I’m not that upset this morning, although I have a cold sore brewing (Abreva, please do your stuff!). I’m actually more bewildered than troubled. I made a simple observation on The New York Times, and suddenly a bunch of apparently Asian men think they know me… or they wish to add me on Facebook based on a couple of comments and a photo. It’s kind of creepy and weird, but I’m not particularly upset about it. In fact, before this morning, I wasn’t even aware of India’s problems with having the Internet withheld by government authorities. I’m sympathetic to their plight. I’m sure this is a big deal to them, especially since a lot of people’s livelihoods are affected, not to mention the social stimulation people get when they’re online.
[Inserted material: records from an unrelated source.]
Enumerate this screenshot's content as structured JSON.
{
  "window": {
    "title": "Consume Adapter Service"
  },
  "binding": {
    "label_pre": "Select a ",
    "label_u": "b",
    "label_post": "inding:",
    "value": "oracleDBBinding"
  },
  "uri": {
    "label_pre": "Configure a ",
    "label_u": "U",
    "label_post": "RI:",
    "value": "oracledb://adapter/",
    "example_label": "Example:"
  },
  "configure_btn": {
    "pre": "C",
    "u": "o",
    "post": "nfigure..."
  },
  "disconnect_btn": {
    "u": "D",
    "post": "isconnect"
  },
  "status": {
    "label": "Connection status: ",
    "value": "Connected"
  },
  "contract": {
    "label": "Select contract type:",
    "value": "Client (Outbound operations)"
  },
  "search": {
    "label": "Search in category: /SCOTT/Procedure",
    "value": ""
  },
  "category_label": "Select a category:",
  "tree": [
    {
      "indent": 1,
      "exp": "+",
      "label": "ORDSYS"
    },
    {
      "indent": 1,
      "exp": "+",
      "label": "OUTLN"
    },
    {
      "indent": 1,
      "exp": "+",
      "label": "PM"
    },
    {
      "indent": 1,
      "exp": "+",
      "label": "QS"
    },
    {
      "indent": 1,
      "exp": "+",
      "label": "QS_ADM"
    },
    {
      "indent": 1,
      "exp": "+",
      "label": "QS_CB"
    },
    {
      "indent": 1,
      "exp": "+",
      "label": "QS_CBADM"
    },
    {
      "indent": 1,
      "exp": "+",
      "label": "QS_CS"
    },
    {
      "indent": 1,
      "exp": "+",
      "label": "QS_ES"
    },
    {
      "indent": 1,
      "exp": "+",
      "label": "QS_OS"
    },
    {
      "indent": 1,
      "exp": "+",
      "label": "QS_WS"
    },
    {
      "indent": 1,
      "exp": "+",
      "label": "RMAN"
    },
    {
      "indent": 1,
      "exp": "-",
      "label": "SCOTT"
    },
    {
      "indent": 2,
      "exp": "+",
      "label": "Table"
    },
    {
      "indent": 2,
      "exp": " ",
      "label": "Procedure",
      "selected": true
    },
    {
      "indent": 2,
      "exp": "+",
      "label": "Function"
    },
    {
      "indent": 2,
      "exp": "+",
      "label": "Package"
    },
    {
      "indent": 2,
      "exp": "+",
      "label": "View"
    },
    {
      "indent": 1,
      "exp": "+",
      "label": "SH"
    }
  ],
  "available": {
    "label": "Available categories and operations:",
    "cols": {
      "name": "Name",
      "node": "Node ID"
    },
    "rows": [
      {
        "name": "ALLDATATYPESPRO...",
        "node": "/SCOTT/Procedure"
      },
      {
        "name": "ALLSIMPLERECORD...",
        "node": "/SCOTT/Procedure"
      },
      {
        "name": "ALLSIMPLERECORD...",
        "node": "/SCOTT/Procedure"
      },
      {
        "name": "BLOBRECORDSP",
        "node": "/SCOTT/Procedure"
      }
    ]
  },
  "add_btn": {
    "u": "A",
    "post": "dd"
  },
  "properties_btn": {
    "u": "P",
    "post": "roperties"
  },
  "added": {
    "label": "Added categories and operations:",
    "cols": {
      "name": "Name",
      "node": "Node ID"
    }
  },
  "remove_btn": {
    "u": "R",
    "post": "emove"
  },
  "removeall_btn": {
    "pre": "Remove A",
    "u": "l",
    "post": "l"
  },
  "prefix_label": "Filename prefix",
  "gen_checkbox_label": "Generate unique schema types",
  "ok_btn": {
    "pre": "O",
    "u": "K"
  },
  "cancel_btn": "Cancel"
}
I don’t know how people make money from spamming. I guess some people must take the bait, since it’s been a problem since the dawning of the Internet. I’m sure there is a motivation for people in other countries to send out ridiculous spamming emails and comments in order to generate business. Otherwise, why would they do it? Spam was a much bigger problem on my old blog, since I left comments mostly open. I’d regularly get spam comments cleverly disguised as “legit”. On this blog, the default comment mode is moderation, so comments don’t appear unless it’s from someone who has commented once before and is approved. I also have stronger spam filters on this blog than I did on Blogger. But still, I pay close attention to Statcounter, and whenever I get a non VPN hit from a distant country, nine times out of ten, it’s someone trying to leave spam. Again… this is a statement of fact. There’s not anything racist about making such a statement. It would be racist if I claimed that all spammers are “dirtbag Indians”. I never made such a claim, nor would I, about Indians or people from any other country.

I had actually considered writing about several different topics this morning. Some of my alternative topics might have been more interesting than this is. At this point, it looks like people have moved on. Such is the nature of The New York Times, I guess. It’s a big, well-respected newspaper, and lots of people are reading and commenting. Most people realize that my comment was pretty innocuous, if not spot on. Otherwise, why else would it have gotten so many heart and laughter reactions?

Just now, I got an insult about my looks…

(in response to a comment I made– “who says I’m joking?”)

 I’m glad you’re not because I’d expect it to be as Funny as your face Lol.

To which I responded…

Haniyam Shaikh Awww… you say the sweetest things!  <3

Like… seriously. I’m a happily married woman with a dynamite lifestyle. Why should I care if this man wants to insult my looks? Even if he thought I was “cute” and I thought he was “cute”, it’s not like we’d ever meet. And… if I really did want to be racist, I’d mention that I’m assuming our standards of hygiene are vastly different and I might be quite turned off by that. But that WOULD be a very racist and rude thing to say, so I’m not going to say it. Instead, I’m going to decide if I feel like washing the sheets. Then, I’m going to have some breakfast before I get into too much more trouble. Low blood sugar is the pathway to Hell, y’all.

Edited to add: Many hours after the thrill had passed, some chick named Lacey came along and started insulting me by calling me “Karen”, “Susan”, and “Boomer”. I told her she should go learn about respecting her elders. New York Times’ readers are fun to fuck with sometimes.